“Denis O’Halloran shall be childless—through the son’s heart I’ll reach the father’s.—Attend!”—and Hacket rapidly detailed the outline of the foul conspiracy.
“With lips apart, and eyes fixed intensely on the narrator’s countenance, Mary Halligan listened in silence. Suddenly the street-bell rang once more, and Haeket was called away, leaving the gipsy alone.

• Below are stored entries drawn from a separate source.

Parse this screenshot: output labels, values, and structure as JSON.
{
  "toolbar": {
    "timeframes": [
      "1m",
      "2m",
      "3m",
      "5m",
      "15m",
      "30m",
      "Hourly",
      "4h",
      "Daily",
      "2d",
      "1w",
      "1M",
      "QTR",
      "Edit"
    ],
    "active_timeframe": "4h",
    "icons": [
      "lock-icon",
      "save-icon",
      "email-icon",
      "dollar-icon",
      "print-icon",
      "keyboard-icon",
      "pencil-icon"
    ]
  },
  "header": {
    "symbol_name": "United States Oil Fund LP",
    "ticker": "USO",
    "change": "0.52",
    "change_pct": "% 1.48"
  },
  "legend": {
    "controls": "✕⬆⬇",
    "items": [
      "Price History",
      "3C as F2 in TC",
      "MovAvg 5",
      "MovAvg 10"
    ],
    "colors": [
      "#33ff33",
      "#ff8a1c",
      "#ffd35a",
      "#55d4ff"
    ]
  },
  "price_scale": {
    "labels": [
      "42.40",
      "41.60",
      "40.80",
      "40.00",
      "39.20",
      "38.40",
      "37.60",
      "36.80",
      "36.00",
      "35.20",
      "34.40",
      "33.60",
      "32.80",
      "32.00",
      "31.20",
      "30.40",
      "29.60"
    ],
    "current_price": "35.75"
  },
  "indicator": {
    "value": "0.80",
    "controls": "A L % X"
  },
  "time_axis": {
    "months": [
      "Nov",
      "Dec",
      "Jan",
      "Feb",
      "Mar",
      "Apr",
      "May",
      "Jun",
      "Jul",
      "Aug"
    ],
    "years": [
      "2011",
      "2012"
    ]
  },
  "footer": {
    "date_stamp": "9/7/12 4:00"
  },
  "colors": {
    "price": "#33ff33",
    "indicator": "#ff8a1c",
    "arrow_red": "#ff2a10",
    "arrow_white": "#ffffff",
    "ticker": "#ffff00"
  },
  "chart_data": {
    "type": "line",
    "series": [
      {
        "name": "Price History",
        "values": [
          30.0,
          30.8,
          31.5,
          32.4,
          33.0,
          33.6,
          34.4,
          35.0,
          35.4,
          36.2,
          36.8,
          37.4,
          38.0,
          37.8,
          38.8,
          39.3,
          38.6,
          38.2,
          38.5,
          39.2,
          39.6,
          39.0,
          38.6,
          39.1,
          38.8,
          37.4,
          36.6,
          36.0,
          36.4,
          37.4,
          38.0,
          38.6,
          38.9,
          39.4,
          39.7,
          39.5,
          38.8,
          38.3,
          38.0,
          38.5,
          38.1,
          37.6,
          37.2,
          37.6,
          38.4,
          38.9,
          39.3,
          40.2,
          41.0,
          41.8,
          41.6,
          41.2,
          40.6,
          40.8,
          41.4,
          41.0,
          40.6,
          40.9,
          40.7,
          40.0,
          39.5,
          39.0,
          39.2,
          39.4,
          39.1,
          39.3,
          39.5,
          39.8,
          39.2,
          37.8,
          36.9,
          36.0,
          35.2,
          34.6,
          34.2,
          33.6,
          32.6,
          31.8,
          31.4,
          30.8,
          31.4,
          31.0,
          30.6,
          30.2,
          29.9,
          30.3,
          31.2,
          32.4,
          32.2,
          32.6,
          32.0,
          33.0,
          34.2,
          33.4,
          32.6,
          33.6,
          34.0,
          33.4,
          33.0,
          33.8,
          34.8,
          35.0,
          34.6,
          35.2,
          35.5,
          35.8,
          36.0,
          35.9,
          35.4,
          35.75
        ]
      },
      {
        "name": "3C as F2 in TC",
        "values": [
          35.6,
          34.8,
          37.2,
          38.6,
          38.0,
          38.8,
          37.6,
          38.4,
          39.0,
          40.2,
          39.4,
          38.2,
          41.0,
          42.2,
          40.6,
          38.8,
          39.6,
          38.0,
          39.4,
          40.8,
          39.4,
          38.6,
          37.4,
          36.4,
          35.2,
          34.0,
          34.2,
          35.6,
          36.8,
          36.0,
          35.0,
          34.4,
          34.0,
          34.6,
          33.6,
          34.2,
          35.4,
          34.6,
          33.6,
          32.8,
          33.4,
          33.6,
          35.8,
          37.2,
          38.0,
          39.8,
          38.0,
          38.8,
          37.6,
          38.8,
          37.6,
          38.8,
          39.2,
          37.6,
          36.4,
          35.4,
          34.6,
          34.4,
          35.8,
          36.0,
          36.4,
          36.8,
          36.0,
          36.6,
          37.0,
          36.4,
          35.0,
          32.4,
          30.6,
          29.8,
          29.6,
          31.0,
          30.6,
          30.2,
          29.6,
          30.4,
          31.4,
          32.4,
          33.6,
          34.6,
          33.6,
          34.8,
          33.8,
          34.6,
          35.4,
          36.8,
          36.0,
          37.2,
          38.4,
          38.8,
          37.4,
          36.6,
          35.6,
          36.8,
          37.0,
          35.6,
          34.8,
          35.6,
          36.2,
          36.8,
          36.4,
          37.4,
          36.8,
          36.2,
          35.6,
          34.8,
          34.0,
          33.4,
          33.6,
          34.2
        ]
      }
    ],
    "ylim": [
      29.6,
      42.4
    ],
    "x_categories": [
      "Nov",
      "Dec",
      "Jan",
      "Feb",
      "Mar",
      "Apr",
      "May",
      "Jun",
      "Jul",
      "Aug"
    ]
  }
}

“And so the son’s to be slaughtered to break the father’s heart,” she muttered,—“and he thinks that I am savage as himself, and that I will aid him in his deed of blood. Alas! he little knows that woman’s first love can never be obliterated. Five and twenty years have passed. I saw him recently; for the impulse was irresistible, and I crossed the sea to gratify the wish. Time had blanched his hair, the stoop of years had slightly bent his lofty carriage; and an empty sleeve told that he had been mutilated on the battle field. He passed me carelessly; but when I spoke, turned, as if the voice that fell upon his ear had been once familiar. He replied to me in kind accents, and gave me some silver as he walked away. Did I see him then as he was? Oh, no; I only saw the bold and handsome soldier, who, in the mountain glen, taught me first to love; and could I harm him because he trifled with a heart that never loved another; and, like an infant’s toy, threw it from him when the newness of the gift was over? No; Denis O’Hallo-ran, thy boy shall be preserved; or she whom you wooed, and won, and deserted, will perish in the effort. Ha! I hear the tiger’s foot upon the stair; and now to deceive him.”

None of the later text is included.